Best of World Championship Wrestling (a.k.a. Best of Championship Wrestling) is an hour-long show, that was the Sunday evening edition of TBS' Saturday night wrestling shows, Georgia Championship Wrestling and NWA World Championship Wrestling. The rights to Best of World Championship Wrestling now belong to World Wrestling Entertainment (WWE).

==Early years==
Best of World Championship Wrestling began in the 1970s to complement GCW, which by 1984 had been renamed World Championship Wrestling. It became inactive shortly after Vince McMahon bought GCW on July 14, 1984 (a.k.a. Black Saturday). When McMahon sold the Saturday Night time slot to Jim Crockett Promotions, the Sunday edition of World Championship Wrestling was resurrected, first as Best of Championship Wrestling and later as Best of World Championship Wrestling. However, airings of Sunday editions became infrequent due to TBS' coverage of the Atlanta Braves and the Atlanta Hawks.

==Format==
BoWCW's format was essentially a magazine format, mainly featuring recaps of matches which had previously aired on other related programming. In addition, Bill Apter, then of Pro Wrestling Illustrated, had a sit-down interview segment called the PWI Scouting Report. During the show's GCW years, the show was hosted solo by Freddie Miller. During the show's JCP years, it was hosted solo by Tony Schiavone.

==Notable angles==
One of the most-remembered wrestling angles to air on this show was the announcement of then-NWA president Bob Geigel stripping Magnum T. A. of the NWA U.S. Heavyweight Title for "conduct unbecoming a champion" due to Magnum clotheslining Geigel after Geigel reprimanded him for an attack on Nikita Koloff. This set up the famous "best-of-seven" wrestling series to fill the title vacancy.
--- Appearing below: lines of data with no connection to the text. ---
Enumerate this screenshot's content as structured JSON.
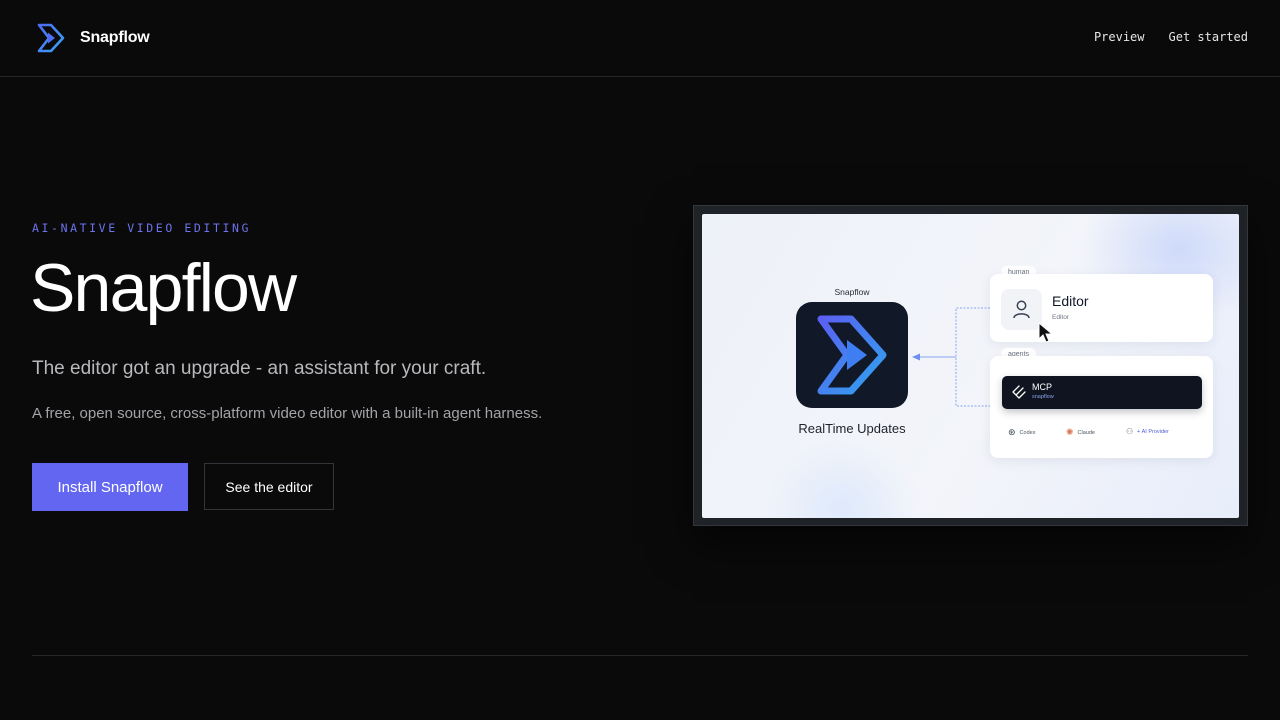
{
  "nav": {
    "brand": "Snapflow",
    "links": [
      "Preview",
      "Get started"
    ]
  },
  "hero": {
    "eyebrow": "AI-NATIVE VIDEO EDITING",
    "title": "Snapflow",
    "tagline": "The editor got an upgrade - an assistant for your craft.",
    "description": "A free, open source, cross-platform video editor with a built-in agent harness.",
    "primary_cta": "Install Snapflow",
    "secondary_cta": "See the editor"
  },
  "preview": {
    "app_label": "Snapflow",
    "app_caption": "RealTime Updates",
    "human_tab": "human",
    "editor_title": "Editor",
    "editor_subtitle": "Editor",
    "agents_tab": "agents",
    "mcp_title": "MCP",
    "mcp_subtitle": "snapflow",
    "agents": [
      {
        "label": "Codex",
        "icon": "codex-icon"
      },
      {
        "label": "Claude",
        "icon": "claude-icon"
      },
      {
        "label": "+ AI Provider",
        "icon": "ai-provider-icon"
      }
    ]
  },
  "colors": {
    "background": "#0a0a0a",
    "accent": "#6366f1",
    "eyebrow": "#6d73ee",
    "connector": "#a9c2f5"
  }
}
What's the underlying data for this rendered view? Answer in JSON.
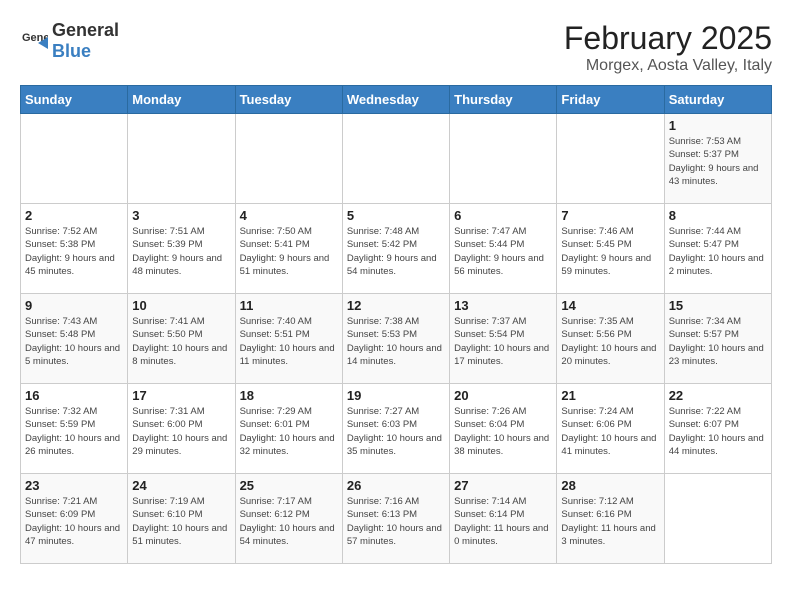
{
  "logo": {
    "text_general": "General",
    "text_blue": "Blue"
  },
  "title": "February 2025",
  "subtitle": "Morgex, Aosta Valley, Italy",
  "weekdays": [
    "Sunday",
    "Monday",
    "Tuesday",
    "Wednesday",
    "Thursday",
    "Friday",
    "Saturday"
  ],
  "weeks": [
    [
      {
        "day": "",
        "info": ""
      },
      {
        "day": "",
        "info": ""
      },
      {
        "day": "",
        "info": ""
      },
      {
        "day": "",
        "info": ""
      },
      {
        "day": "",
        "info": ""
      },
      {
        "day": "",
        "info": ""
      },
      {
        "day": "1",
        "info": "Sunrise: 7:53 AM\nSunset: 5:37 PM\nDaylight: 9 hours and 43 minutes."
      }
    ],
    [
      {
        "day": "2",
        "info": "Sunrise: 7:52 AM\nSunset: 5:38 PM\nDaylight: 9 hours and 45 minutes."
      },
      {
        "day": "3",
        "info": "Sunrise: 7:51 AM\nSunset: 5:39 PM\nDaylight: 9 hours and 48 minutes."
      },
      {
        "day": "4",
        "info": "Sunrise: 7:50 AM\nSunset: 5:41 PM\nDaylight: 9 hours and 51 minutes."
      },
      {
        "day": "5",
        "info": "Sunrise: 7:48 AM\nSunset: 5:42 PM\nDaylight: 9 hours and 54 minutes."
      },
      {
        "day": "6",
        "info": "Sunrise: 7:47 AM\nSunset: 5:44 PM\nDaylight: 9 hours and 56 minutes."
      },
      {
        "day": "7",
        "info": "Sunrise: 7:46 AM\nSunset: 5:45 PM\nDaylight: 9 hours and 59 minutes."
      },
      {
        "day": "8",
        "info": "Sunrise: 7:44 AM\nSunset: 5:47 PM\nDaylight: 10 hours and 2 minutes."
      }
    ],
    [
      {
        "day": "9",
        "info": "Sunrise: 7:43 AM\nSunset: 5:48 PM\nDaylight: 10 hours and 5 minutes."
      },
      {
        "day": "10",
        "info": "Sunrise: 7:41 AM\nSunset: 5:50 PM\nDaylight: 10 hours and 8 minutes."
      },
      {
        "day": "11",
        "info": "Sunrise: 7:40 AM\nSunset: 5:51 PM\nDaylight: 10 hours and 11 minutes."
      },
      {
        "day": "12",
        "info": "Sunrise: 7:38 AM\nSunset: 5:53 PM\nDaylight: 10 hours and 14 minutes."
      },
      {
        "day": "13",
        "info": "Sunrise: 7:37 AM\nSunset: 5:54 PM\nDaylight: 10 hours and 17 minutes."
      },
      {
        "day": "14",
        "info": "Sunrise: 7:35 AM\nSunset: 5:56 PM\nDaylight: 10 hours and 20 minutes."
      },
      {
        "day": "15",
        "info": "Sunrise: 7:34 AM\nSunset: 5:57 PM\nDaylight: 10 hours and 23 minutes."
      }
    ],
    [
      {
        "day": "16",
        "info": "Sunrise: 7:32 AM\nSunset: 5:59 PM\nDaylight: 10 hours and 26 minutes."
      },
      {
        "day": "17",
        "info": "Sunrise: 7:31 AM\nSunset: 6:00 PM\nDaylight: 10 hours and 29 minutes."
      },
      {
        "day": "18",
        "info": "Sunrise: 7:29 AM\nSunset: 6:01 PM\nDaylight: 10 hours and 32 minutes."
      },
      {
        "day": "19",
        "info": "Sunrise: 7:27 AM\nSunset: 6:03 PM\nDaylight: 10 hours and 35 minutes."
      },
      {
        "day": "20",
        "info": "Sunrise: 7:26 AM\nSunset: 6:04 PM\nDaylight: 10 hours and 38 minutes."
      },
      {
        "day": "21",
        "info": "Sunrise: 7:24 AM\nSunset: 6:06 PM\nDaylight: 10 hours and 41 minutes."
      },
      {
        "day": "22",
        "info": "Sunrise: 7:22 AM\nSunset: 6:07 PM\nDaylight: 10 hours and 44 minutes."
      }
    ],
    [
      {
        "day": "23",
        "info": "Sunrise: 7:21 AM\nSunset: 6:09 PM\nDaylight: 10 hours and 47 minutes."
      },
      {
        "day": "24",
        "info": "Sunrise: 7:19 AM\nSunset: 6:10 PM\nDaylight: 10 hours and 51 minutes."
      },
      {
        "day": "25",
        "info": "Sunrise: 7:17 AM\nSunset: 6:12 PM\nDaylight: 10 hours and 54 minutes."
      },
      {
        "day": "26",
        "info": "Sunrise: 7:16 AM\nSunset: 6:13 PM\nDaylight: 10 hours and 57 minutes."
      },
      {
        "day": "27",
        "info": "Sunrise: 7:14 AM\nSunset: 6:14 PM\nDaylight: 11 hours and 0 minutes."
      },
      {
        "day": "28",
        "info": "Sunrise: 7:12 AM\nSunset: 6:16 PM\nDaylight: 11 hours and 3 minutes."
      },
      {
        "day": "",
        "info": ""
      }
    ]
  ]
}
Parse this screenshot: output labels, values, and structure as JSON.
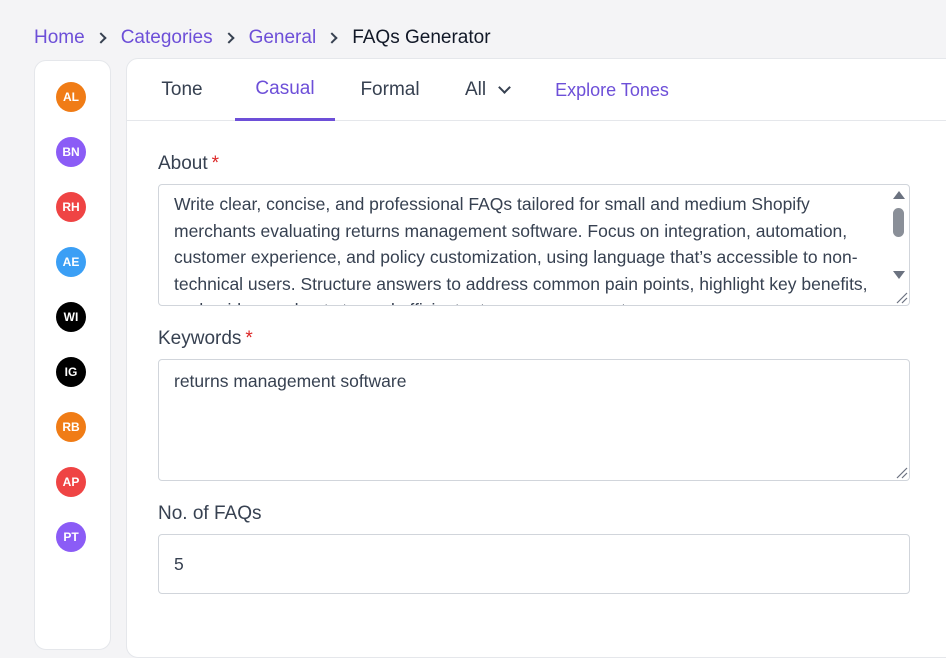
{
  "breadcrumb": {
    "home": "Home",
    "categories": "Categories",
    "general": "General",
    "current": "FAQs Generator"
  },
  "avatars": [
    {
      "initials": "AL",
      "color": "#f07c16"
    },
    {
      "initials": "BN",
      "color": "#8b5cf6"
    },
    {
      "initials": "RH",
      "color": "#ef4444"
    },
    {
      "initials": "AE",
      "color": "#3b9ff5"
    },
    {
      "initials": "WI",
      "color": "#000000"
    },
    {
      "initials": "IG",
      "color": "#000000"
    },
    {
      "initials": "RB",
      "color": "#f07c16"
    },
    {
      "initials": "AP",
      "color": "#ef4444"
    },
    {
      "initials": "PT",
      "color": "#8b5cf6"
    }
  ],
  "tabs": {
    "tone": "Tone",
    "casual": "Casual",
    "formal": "Formal",
    "all": "All",
    "explore": "Explore Tones",
    "active": "casual"
  },
  "form": {
    "about_label": "About",
    "required_mark": "*",
    "about_value": "Write clear, concise, and professional FAQs tailored for small and medium Shopify merchants evaluating returns management software. Focus on integration, automation, customer experience, and policy customization, using language that’s accessible to non-technical users. Structure answers to address common pain points, highlight key benefits, and guide merchants toward efficient returns management.",
    "keywords_label": "Keywords",
    "keywords_value": "returns management software",
    "num_label": "No. of FAQs",
    "num_value": "5"
  },
  "colors": {
    "accent": "#6d4fd8",
    "required": "#dc2626"
  }
}
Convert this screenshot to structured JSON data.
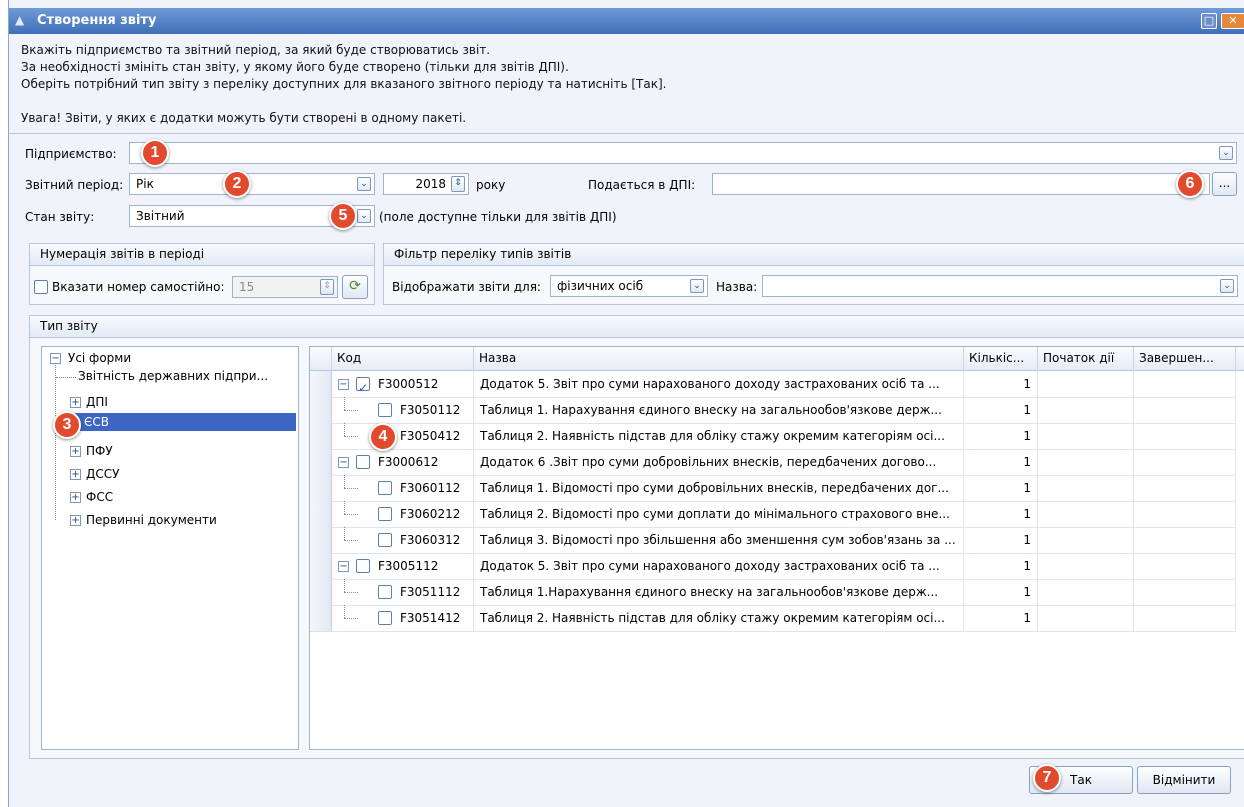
{
  "window": {
    "title": "Створення звіту"
  },
  "info": {
    "line1": "Вкажіть підприємство та звітний період, за який буде створюватись звіт.",
    "line2": "За необхідності змініть стан звіту, у якому його буде створено (тільки для звітів ДПІ).",
    "line3": "Оберіть потрібний тип звіту з переліку доступних для вказаного звітного періоду та натисніть [Так].",
    "line4": "Увага! Звіти, у яких є додатки можуть бути створені в одному пакеті."
  },
  "form": {
    "enterprise_label": "Підприємство:",
    "enterprise_value": "",
    "period_label": "Звітний період:",
    "period_value": "Рік",
    "year_value": "2018",
    "year_suffix": "року",
    "dpi_label": "Подається в ДПІ:",
    "dpi_value": "",
    "dpi_button": "...",
    "state_label": "Стан звіту:",
    "state_value": "Звітний",
    "state_note": "(поле доступне тільки для звітів ДПІ)"
  },
  "numbering": {
    "title": "Нумерація звітів в періоді",
    "checkbox_label": "Вказати номер самостійно:",
    "number_value": "15"
  },
  "filter": {
    "title": "Фільтр переліку типів звітів",
    "show_label": "Відображати звіти для:",
    "show_value": "фізичних осіб",
    "name_label": "Назва:",
    "name_value": ""
  },
  "report_type": {
    "title": "Тип звіту",
    "tree": [
      "Усі форми",
      "Звітність державних підпри...",
      "ДПІ",
      "ЄСВ",
      "ПФУ",
      "ДССУ",
      "ФСС",
      "Первинні документи"
    ]
  },
  "grid": {
    "columns": [
      "Код",
      "Назва",
      "Кількіс...",
      "Початок дії",
      "Завершен..."
    ],
    "rows": [
      {
        "code": "F3000512",
        "name": "Додаток 5. Звіт про суми нарахованого доходу застрахованих осіб та ...",
        "count": "1",
        "checked": true,
        "level": 0
      },
      {
        "code": "F3050112",
        "name": "Таблиця 1. Нарахування єдиного внеску на загальнообов'язкове держ...",
        "count": "1",
        "checked": false,
        "level": 1
      },
      {
        "code": "F3050412",
        "name": "Таблиця 2. Наявність підстав для обліку стажу окремим категоріям осі...",
        "count": "1",
        "checked": false,
        "level": 1
      },
      {
        "code": "F3000612",
        "name": "Додаток 6 .Звіт про суми добровільних внесків, передбачених догово...",
        "count": "1",
        "checked": false,
        "level": 0
      },
      {
        "code": "F3060112",
        "name": "Таблиця 1. Відомості про суми добровільних внесків, передбачених дог...",
        "count": "1",
        "checked": false,
        "level": 1
      },
      {
        "code": "F3060212",
        "name": "Таблиця 2. Відомості про суми доплати до мінімального страхового вне...",
        "count": "1",
        "checked": false,
        "level": 1
      },
      {
        "code": "F3060312",
        "name": "Таблиця 3. Відомості про збільшення або зменшення сум зобов'язань за ...",
        "count": "1",
        "checked": false,
        "level": 1
      },
      {
        "code": "F3005112",
        "name": "Додаток 5. Звіт про суми нарахованого доходу застрахованих осіб та ...",
        "count": "1",
        "checked": false,
        "level": 0
      },
      {
        "code": "F3051112",
        "name": "Таблиця 1.Нарахування єдиного внеску на загальнообов'язкове держ...",
        "count": "1",
        "checked": false,
        "level": 1
      },
      {
        "code": "F3051412",
        "name": "Таблиця 2. Наявність підстав для обліку стажу окремим категоріям осі...",
        "count": "1",
        "checked": false,
        "level": 1
      }
    ]
  },
  "buttons": {
    "ok": "Так",
    "cancel": "Відмінити"
  },
  "badges": [
    "1",
    "2",
    "3",
    "4",
    "5",
    "6",
    "7"
  ],
  "colors": {
    "title_bar": "#3f6fb8",
    "badge": "#e24a2e",
    "selection": "#3d66c4"
  }
}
Koloff defeated Magnum 4–3 to win the vacant title.

The show also (during its GCW days) featured Tommy Rich as NWA World Heavyweight Champion during his short reign as champion (possibly the only videotape showing him with the belt) and also the announcement of Magnum T. A.'s car accident and an address to send get well cards and letters.

==Cancellation==
In early 1988, Ted Turner expressed interest in a new Sunday evening wrestling show which featured original matches. Turner got his wish when NWA Main Event debuted to strong ratings. In November 1988, Jim Crockett Promotions was sold to Turner, who renamed the organization World Championship Wrestling.